Demir hareket etmeden kardeşinin önünde dikilmeye devam ediyordu. Beren onu iterek kapıya doğru ilerlemeye çalışsa da Demir tek koluyla kardeşini sert olmayacak şekilde itti.
"İstemiyorum, anlamıyor musun? Ben bu evde kalmam! Çünkü kalmam için önemli bir şey yok! O yüzden şimdi Ankara'ya geri dönüyorum. Çık."
Beren ağlayarak onu tekrardan itmeye çalıştığında aralarında küçük bir arbede yaşandı. Beren elindeki bavulu yere atıp bu sefer iki eliyle önünden itmeye çalıştı. "ÇIK! ANLAMIYOR MUSUN SEN BENİ? ÇIK DİYORUM ÇIK!"
Bağırarak abisine vurmaya başladığında Demir ona vuran elleri yok sayarak kardeşine baktı. Kollarını ağlayan kardeşine sardığında Beren onu itmeye ya da vurmaya çalışıyordu.
"ÖLME!"
Beren çığlığıyla dizlerinin üzerine yığıldığında, bedenimdeki en küçük kas bile hareket edemez hale geldi. Abisine ölme diye yalvarıyordu. Gerçekten ölecek miydi? Benim yer edinmek istediğim o gözlerin ışığı sonsuza dek sönecek miydi?
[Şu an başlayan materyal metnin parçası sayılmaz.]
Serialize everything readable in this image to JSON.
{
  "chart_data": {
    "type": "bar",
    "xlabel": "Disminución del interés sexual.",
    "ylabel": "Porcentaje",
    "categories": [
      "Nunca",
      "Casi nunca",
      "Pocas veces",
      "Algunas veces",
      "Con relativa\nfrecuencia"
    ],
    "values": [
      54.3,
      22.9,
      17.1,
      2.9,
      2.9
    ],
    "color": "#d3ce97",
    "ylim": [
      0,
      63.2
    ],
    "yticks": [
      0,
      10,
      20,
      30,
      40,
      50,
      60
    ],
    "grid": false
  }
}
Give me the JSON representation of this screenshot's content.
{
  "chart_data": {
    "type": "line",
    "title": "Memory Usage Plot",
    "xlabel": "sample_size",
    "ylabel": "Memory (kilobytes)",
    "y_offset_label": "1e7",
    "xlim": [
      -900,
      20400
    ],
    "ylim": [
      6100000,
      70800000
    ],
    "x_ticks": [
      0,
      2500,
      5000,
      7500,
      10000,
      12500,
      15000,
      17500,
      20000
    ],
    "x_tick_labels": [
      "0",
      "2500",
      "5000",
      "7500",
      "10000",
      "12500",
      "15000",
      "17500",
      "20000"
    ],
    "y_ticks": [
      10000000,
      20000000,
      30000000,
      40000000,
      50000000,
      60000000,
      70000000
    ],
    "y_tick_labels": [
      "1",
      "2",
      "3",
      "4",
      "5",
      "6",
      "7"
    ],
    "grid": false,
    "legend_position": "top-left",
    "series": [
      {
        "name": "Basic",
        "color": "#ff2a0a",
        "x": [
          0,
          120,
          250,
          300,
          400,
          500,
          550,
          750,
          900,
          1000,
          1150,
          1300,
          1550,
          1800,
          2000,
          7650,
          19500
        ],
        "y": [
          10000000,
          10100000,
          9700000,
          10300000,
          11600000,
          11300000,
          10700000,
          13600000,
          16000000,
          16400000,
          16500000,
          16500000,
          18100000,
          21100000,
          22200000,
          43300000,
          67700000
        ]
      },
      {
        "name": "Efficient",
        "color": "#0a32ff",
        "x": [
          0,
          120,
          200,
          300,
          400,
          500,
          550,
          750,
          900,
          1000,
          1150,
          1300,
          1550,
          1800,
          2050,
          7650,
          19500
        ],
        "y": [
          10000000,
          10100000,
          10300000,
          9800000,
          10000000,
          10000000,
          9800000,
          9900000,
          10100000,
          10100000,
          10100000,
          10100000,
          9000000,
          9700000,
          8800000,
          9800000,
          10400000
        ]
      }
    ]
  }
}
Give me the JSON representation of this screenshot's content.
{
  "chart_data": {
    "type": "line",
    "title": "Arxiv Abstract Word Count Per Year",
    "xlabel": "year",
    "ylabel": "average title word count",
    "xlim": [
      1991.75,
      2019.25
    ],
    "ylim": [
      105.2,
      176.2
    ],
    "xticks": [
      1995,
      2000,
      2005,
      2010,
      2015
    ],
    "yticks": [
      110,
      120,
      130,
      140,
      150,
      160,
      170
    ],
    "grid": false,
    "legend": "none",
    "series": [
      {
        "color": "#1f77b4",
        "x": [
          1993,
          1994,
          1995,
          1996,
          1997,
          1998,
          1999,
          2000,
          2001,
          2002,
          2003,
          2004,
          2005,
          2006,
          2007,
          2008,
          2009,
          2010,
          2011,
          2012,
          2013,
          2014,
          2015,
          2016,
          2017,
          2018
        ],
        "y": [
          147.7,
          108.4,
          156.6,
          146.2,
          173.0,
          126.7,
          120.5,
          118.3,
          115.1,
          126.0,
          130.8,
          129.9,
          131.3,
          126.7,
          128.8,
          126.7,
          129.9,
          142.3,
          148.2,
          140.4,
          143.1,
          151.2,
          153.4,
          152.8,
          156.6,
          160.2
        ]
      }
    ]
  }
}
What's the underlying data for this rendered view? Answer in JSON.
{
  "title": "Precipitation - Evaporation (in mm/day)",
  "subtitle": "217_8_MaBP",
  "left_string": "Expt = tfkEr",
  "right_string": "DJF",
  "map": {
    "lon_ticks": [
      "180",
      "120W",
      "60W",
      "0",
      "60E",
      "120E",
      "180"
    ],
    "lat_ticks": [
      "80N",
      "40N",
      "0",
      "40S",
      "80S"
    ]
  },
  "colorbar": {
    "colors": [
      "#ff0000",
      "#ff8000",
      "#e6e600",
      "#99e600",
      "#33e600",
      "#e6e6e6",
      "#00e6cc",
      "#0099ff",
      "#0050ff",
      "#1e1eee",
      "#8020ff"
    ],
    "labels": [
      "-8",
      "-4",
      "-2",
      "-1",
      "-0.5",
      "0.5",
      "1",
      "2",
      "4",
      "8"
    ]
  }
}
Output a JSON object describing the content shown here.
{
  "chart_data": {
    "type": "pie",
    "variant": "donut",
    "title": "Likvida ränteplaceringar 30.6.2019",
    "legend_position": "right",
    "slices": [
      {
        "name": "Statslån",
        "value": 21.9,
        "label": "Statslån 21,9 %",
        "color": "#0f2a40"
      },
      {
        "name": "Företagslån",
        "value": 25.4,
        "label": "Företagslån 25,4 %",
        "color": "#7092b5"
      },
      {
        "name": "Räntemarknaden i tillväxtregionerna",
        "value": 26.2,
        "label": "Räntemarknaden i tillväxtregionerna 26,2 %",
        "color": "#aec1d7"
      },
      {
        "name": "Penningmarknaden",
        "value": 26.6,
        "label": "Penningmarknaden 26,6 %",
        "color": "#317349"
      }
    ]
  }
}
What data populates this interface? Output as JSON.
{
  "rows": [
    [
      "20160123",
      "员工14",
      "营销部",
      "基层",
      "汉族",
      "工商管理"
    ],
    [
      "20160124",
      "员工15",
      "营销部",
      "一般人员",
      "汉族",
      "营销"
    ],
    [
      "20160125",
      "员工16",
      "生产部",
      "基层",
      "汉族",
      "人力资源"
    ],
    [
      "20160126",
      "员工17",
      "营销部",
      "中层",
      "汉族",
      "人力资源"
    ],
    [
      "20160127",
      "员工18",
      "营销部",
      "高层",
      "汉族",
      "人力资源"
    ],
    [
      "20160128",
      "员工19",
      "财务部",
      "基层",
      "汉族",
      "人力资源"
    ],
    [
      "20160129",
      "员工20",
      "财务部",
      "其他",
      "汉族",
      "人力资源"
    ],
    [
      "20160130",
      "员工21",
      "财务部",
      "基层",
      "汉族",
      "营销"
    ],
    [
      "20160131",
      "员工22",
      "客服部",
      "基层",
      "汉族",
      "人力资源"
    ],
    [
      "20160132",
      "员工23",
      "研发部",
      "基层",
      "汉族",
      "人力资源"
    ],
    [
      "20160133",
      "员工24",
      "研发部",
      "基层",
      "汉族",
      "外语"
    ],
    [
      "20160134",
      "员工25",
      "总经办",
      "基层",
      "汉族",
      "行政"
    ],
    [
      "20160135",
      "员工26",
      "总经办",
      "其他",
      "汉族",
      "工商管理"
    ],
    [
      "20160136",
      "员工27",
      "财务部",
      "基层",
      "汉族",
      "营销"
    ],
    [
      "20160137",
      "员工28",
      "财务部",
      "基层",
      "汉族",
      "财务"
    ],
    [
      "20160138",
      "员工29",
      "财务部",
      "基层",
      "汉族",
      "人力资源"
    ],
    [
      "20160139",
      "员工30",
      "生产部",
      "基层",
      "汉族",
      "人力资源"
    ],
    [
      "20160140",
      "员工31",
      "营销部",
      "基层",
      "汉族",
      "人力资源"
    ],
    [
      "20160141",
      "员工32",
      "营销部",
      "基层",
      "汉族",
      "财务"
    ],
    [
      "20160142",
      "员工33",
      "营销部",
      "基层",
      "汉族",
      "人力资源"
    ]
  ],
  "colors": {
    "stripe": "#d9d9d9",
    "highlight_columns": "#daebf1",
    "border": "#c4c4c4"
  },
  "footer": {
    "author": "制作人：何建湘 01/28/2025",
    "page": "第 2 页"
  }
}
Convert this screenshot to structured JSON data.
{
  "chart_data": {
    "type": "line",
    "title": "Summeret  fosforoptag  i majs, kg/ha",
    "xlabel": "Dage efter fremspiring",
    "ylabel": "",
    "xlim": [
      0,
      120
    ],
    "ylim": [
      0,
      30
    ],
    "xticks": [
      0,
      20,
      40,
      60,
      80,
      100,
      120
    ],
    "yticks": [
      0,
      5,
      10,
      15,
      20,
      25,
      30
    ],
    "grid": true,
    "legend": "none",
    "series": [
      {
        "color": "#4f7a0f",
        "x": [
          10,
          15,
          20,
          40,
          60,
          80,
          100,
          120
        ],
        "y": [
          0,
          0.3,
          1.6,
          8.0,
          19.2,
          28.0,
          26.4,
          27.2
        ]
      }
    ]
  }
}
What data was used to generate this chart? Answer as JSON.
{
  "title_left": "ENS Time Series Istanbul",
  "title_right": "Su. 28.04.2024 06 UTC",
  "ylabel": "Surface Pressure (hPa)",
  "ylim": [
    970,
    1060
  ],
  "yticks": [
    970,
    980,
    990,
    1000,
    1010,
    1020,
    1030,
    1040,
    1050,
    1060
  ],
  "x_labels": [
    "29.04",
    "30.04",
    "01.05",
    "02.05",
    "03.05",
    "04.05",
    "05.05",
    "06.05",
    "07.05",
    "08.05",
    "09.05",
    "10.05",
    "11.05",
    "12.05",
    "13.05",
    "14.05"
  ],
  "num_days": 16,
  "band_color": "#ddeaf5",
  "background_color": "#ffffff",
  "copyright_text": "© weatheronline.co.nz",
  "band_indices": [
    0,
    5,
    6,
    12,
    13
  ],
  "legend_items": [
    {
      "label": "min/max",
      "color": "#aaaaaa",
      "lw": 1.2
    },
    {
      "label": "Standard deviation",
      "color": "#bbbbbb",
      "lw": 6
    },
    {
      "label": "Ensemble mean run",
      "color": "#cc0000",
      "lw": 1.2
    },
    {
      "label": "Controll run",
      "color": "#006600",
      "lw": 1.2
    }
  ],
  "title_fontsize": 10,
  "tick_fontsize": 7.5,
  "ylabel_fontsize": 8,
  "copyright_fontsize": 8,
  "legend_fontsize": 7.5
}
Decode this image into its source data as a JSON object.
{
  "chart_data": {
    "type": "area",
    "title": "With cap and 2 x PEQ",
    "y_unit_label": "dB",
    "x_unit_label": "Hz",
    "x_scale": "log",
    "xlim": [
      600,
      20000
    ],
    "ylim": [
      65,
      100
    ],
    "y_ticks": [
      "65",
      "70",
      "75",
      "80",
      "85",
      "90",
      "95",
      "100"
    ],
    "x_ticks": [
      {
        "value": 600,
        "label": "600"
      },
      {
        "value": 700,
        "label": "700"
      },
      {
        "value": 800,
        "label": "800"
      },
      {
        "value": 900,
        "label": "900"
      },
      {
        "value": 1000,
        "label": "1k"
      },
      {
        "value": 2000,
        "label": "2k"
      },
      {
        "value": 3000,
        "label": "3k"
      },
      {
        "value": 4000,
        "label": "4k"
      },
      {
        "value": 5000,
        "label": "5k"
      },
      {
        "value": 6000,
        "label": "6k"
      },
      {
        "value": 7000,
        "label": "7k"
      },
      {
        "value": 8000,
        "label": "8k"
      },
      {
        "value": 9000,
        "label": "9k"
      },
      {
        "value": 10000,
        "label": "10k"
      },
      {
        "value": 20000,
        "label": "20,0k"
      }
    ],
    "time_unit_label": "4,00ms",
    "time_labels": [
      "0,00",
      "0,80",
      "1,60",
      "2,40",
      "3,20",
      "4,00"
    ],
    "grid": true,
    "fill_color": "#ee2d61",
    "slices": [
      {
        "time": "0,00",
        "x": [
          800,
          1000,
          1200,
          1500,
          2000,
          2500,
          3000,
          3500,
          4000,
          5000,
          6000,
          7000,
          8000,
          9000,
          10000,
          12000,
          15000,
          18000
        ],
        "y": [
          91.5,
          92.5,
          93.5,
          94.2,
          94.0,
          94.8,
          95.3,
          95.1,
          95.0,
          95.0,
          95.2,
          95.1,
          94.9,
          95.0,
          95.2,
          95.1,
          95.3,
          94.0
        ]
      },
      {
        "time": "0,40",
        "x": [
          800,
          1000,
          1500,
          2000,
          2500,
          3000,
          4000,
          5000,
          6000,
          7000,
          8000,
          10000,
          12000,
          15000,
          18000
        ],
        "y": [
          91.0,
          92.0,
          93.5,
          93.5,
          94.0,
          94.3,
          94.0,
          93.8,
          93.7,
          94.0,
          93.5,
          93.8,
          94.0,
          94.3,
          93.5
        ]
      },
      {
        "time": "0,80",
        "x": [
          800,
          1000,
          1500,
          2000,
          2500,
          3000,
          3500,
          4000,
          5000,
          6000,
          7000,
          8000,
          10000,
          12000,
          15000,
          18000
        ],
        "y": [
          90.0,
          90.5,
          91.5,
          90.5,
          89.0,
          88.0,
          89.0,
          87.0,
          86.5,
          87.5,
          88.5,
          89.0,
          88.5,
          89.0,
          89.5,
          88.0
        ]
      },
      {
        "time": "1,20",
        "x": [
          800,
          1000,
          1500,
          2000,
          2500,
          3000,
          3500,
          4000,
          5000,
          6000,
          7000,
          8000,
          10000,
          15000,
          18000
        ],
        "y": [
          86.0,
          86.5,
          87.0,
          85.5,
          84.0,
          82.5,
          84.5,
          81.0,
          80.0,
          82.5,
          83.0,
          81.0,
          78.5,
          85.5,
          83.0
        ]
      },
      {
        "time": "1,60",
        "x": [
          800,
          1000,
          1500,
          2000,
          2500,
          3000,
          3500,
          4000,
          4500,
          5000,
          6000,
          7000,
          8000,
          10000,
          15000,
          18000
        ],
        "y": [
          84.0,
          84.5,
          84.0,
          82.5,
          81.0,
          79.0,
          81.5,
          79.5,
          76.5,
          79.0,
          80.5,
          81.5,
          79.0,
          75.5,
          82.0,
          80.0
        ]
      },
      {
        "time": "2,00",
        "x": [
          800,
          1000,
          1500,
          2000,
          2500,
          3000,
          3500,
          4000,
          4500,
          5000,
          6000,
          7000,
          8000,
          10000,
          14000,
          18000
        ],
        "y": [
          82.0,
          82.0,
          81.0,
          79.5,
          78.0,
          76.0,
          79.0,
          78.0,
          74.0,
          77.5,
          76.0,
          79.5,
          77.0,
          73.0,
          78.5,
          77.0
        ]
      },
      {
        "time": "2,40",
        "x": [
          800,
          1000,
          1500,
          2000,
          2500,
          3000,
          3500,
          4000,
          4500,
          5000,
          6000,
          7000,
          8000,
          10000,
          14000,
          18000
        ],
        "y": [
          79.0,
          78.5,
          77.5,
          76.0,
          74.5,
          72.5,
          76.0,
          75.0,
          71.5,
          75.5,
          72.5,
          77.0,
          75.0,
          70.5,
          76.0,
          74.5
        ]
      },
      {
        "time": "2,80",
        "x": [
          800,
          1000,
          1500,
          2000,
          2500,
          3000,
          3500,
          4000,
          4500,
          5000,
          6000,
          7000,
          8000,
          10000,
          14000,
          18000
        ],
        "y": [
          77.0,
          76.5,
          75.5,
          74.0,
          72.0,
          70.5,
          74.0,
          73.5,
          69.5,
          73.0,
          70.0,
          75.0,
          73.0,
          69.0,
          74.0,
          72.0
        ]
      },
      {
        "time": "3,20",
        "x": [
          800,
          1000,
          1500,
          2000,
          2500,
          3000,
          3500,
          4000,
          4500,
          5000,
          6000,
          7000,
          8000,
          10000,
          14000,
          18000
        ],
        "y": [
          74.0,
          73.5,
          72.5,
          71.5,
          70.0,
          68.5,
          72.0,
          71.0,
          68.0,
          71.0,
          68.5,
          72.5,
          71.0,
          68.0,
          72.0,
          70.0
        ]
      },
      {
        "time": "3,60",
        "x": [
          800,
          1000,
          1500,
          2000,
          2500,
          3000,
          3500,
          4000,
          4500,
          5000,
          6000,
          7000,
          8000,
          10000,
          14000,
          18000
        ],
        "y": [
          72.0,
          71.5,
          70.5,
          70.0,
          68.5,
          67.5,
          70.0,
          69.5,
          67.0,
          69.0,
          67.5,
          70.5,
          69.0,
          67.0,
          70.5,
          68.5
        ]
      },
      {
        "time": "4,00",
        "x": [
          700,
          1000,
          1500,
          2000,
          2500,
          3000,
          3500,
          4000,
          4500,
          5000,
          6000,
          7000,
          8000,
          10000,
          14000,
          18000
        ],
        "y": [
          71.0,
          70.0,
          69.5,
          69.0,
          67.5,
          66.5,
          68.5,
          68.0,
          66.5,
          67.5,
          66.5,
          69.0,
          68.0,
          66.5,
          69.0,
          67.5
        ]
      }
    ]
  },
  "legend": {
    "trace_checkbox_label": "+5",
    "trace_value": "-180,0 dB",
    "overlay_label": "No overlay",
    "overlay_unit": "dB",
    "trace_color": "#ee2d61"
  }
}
Demir, kardeşiyle birlikte yere çöktü ve onu kendine çekerek sıkıca sarıldı. "Ne olur ölme abi. Öldürmesinler seni. Ne olur," diye haykırdı, sesi titrek ve çaresizdi.
Beren, gözyaşları içinde abisinin boynuna sarıldığında, titreyen elimle makyaj masasına tutunmak zorunda kaldım. Onları öylece izlerken içimde kopmaya başlayan fırtına, daha ilk esintisiyle beni yerle bir etmişti. Beren neyden bahsediyordu? Hangi korku, hangi tehdit bu kadar derin bir acıya sebep olmuştu?
"Tamam, ölmeyeceğim. Ağlama," dedi abisi, kardeşini neredeyse kucağına çekerken saçlarını nazikçe okşayarak. "Gitmem yanından ama ne olur ölme," diye hıçkırarak ekledi Beren. Ancak onun gözyaşları, gitmeyecek olmasından ziyade, bilmediğim bir tehlikenin abisini gerçekten öldürebileceği gerçeğiyle yüzleşmenin verdiği korkudan kaynaklanıyordu.
"Ağlama."
Çöllerin sahibi ölecek miydi? Dizlerim beni taşıyamayacak hale gelse de çökmeyi reddedip dimdik durmaya çalıştım. O, onu öldüremeyecekleri kadar güçlüydü. Buna adımdan emin olduğum kadar emindim.
Yanlarına doğru ilerlediğimde Demir'in bakışları beni buldu. "Beren," dedim sessizce. Beren başını kaldırıp bana baktığında alnını abisinin boynuna yasladı. Aynı onlar gibi yere çöktüm. Beren abisinin uzattığı tek bacağının üstüne oturmuş sıkıca ona sarılıyordu.
"Sen de kalır mısın bizimle? Ama eğer kalmak istemezsen abim seni koruyacak bir yol bulur.. ama kal."
Demir'le kısa bir süre bakıştım. Yeniden kız kardeşime baktığımda gülümseyip yanağından süzülen göz yaşını sildim.
"Kalırım ama abine söyle, uslu durmamı söyleyip durmasın sürekli. Daha da çıldırasım geliyor."
Sesim yumuşak çıkıyor olsa da sitem yaptığım belli oluyordu. Demir yokmuş gibi ondan bahsediyor olmam tuhaftı ama amacım Beren'in bir kez de olsa gülümsemesiydi.
"Söylerim. Olmadı onun evine yerleşir onu kovarız," dedi burnunu çekerek.
"Bilemedim.. ev büyük mü? Gerçi büyüktür. Abin dev gibi bir şey, Hobbit evinde kalacak hali yok."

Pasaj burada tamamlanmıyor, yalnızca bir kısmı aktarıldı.